The correct option is B 3300

$n\left(A\right)=40\%\text{of}10,000=4,000$
$n\left(B\right)=20\%\text{of}10,000=2,000$
$n\left(C\right)=10\%\text{of}10,000=1,000$
$n(A\cap B)=5\%\text{of}10,000=500$
$n(B\cap C)=3\%\text{of}10,000=300$
$n(C\cap A)=4\%\text{of}10,000=400$
$n(A\cap B\cap C)=2\%\text{of}10,000=200$
We want to find $n(A\cap B^c\cap C^c)$
$\Rightarrow n(A\cap B^c\cap C^c)=n[A\cap (B\cup C{)}^c]$.

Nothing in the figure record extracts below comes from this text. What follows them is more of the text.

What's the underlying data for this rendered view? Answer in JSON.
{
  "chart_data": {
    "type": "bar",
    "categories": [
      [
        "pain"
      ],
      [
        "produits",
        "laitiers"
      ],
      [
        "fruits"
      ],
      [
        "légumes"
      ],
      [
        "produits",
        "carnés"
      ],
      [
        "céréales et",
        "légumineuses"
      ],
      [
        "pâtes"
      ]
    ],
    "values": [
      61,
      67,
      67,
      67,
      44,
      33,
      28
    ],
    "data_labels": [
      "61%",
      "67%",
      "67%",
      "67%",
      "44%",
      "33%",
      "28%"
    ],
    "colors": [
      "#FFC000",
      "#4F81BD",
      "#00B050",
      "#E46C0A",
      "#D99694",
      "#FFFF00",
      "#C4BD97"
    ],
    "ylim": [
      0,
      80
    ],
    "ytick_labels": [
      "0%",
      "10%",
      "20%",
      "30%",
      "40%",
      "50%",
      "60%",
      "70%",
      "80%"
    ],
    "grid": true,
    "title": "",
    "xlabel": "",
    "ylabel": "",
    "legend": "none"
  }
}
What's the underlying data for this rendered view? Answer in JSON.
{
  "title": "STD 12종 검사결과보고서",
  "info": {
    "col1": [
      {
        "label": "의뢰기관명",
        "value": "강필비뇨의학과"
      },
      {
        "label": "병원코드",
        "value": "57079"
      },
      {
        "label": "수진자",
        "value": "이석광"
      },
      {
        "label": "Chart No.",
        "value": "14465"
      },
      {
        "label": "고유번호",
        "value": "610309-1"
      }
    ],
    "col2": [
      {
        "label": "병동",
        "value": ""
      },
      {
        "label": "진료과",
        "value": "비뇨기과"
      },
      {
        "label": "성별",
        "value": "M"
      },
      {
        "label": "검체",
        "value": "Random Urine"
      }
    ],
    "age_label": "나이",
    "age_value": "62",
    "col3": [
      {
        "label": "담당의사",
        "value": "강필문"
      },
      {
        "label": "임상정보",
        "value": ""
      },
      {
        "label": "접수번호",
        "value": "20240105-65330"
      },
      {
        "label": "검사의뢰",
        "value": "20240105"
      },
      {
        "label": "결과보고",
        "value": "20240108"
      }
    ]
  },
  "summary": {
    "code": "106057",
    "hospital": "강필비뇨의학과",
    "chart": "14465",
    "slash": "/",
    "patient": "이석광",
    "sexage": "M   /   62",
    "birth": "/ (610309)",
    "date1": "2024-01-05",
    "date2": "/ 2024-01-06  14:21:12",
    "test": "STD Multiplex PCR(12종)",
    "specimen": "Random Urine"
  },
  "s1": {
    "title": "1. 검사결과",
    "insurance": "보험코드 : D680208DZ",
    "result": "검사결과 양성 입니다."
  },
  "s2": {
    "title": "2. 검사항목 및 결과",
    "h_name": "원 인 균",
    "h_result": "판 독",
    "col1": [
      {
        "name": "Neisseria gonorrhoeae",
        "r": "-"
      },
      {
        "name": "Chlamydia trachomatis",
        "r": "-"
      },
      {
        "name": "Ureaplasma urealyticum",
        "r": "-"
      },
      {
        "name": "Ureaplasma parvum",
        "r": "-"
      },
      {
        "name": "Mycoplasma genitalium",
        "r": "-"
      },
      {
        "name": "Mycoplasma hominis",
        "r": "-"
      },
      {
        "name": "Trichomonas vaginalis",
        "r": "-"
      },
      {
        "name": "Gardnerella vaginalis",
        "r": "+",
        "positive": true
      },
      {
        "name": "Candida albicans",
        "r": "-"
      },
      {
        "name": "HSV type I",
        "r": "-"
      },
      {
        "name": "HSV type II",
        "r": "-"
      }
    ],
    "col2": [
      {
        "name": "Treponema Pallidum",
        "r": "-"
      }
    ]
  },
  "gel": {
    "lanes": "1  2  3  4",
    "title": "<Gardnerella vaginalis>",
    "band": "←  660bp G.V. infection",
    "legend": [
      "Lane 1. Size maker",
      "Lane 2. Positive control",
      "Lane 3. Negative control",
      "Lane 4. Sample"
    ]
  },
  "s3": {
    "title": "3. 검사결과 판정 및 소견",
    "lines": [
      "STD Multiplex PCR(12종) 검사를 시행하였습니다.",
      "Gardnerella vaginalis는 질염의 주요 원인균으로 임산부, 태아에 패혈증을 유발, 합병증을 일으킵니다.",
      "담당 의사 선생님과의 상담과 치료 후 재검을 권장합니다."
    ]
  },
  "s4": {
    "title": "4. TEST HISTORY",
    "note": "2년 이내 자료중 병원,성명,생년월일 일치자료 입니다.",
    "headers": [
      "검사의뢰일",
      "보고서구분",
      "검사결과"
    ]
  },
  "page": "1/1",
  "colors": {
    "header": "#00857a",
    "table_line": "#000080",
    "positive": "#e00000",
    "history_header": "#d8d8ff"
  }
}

$=n\left(A\right)-n[A\cap (B\cup C\left)\right]=n\left(A\right)-n\left[\right(A\cap B)\cup (A\cap C\left)\right]$
$=n\left(A\right)-\left[n\right(A\cap B)+n(A\cap C)-n(A\cap B\cap C\left)\right]$
$=4000-[500+400-200]=4000-700=3300$.